L’honorable M. Laferté (Drummond) : Je dois rendre le témoignage au sous-ministre que le Jardin zoologique est son oeuvre. 

M. Guertin (Hull) : On devrait séparer les items du budget. 

L’honorable M. Laferté (Drummond) : Le budget est divisé en 11 items. 

M. Guertin (Hull) : Je n’en vois que quatre. 

L’honorable M. Laferté (Drummond) : J’en compte pourtant 11.

M. Guertin (Hull) : Le gouvernement refuse de répondre à certaines questions et de ne discuter ces crédits qu’aux dernières minutes de la session, alors que le premier mois, le gouvernement n’a rien fait? 

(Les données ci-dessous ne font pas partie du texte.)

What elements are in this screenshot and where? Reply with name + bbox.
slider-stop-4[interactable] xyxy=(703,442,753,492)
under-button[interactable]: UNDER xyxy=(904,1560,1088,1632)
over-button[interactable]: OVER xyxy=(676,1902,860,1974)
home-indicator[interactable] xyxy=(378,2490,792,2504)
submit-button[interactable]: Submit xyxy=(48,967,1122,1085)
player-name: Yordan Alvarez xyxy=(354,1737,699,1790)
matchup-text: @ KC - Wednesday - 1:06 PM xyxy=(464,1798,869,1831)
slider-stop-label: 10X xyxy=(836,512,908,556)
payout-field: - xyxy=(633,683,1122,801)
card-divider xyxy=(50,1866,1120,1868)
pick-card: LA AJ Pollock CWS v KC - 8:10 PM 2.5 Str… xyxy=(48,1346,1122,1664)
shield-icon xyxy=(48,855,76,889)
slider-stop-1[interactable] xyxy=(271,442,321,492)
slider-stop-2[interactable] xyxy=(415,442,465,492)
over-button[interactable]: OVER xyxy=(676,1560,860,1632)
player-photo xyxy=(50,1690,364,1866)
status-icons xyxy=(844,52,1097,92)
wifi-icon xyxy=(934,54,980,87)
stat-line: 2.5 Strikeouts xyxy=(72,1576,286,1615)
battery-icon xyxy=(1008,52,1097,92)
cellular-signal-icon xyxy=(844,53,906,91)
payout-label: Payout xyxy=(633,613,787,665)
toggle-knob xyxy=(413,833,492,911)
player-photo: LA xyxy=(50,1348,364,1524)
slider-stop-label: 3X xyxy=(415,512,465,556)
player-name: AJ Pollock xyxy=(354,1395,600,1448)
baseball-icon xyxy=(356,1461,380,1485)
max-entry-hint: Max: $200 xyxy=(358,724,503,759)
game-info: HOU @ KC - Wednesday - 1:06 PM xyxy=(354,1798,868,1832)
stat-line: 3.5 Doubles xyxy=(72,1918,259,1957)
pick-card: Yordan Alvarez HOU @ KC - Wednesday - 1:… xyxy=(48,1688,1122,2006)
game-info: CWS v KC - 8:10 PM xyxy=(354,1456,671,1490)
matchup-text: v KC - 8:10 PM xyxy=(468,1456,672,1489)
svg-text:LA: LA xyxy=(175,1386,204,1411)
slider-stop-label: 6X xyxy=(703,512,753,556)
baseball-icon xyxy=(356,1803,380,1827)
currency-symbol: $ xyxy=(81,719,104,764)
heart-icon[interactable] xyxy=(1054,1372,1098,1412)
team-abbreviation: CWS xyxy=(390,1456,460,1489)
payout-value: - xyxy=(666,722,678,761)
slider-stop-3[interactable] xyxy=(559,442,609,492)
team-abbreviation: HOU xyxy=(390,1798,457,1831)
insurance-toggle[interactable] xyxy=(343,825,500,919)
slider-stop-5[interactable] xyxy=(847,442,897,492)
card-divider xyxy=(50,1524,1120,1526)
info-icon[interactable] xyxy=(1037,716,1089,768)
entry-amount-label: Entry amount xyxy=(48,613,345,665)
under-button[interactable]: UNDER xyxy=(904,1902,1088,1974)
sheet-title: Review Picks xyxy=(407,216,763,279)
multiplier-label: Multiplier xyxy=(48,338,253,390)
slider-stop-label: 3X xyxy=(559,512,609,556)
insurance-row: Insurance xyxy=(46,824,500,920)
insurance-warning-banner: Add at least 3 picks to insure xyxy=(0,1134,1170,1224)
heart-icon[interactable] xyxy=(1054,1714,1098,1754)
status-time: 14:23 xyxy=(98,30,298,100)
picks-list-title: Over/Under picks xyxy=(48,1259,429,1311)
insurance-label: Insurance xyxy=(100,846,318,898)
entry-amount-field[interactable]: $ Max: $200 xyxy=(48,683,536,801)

On voit bien qu’on ne lésine pas à s’obstiner sur les détails, lorsqu’il s’agit de traiter des affaires du Jardin zoologique.

L’argent des infortunés

Le mercredi 12 avril, on voit bien comment la crise mobilise l’attention, alors que le Ministre Guertin, whip du Parti conservateur, réclame un régime d’assistance aux mères nécessiteuses.


M. Guertin (Hull) : Cette loi que je réclame s’impose dans notre province. Elle existe ailleurs. Il faut que les infortunés de notre province soient traités aussi équitablement que les infortunés des autres provinces. Pourquoi faire bande à part ? Pourquoi nous montrer différents des autres ? Nous sommes catholiques. Notre religion nous dit que la vie familiale est la base de la société. Le moyen d’encourager la vie familiale est d’aider les mères, les veuves, qui veulent élever convenablement et confortablement leurs enfants. Si le gouvernement a de l’argent pour le pont de l’Île d’Orléans et pour le jardin zoologique, il pourrait en trouver pour les mères nécessiteuses. […] .

Mais le « Totem Pole » s’en vient…

Ainsi ce débat se termine… ce sera en mai, après la fin de la session, qu’on annoncera le don du totem, car jusqu’ici, il n’était question que du Jardin, après tout.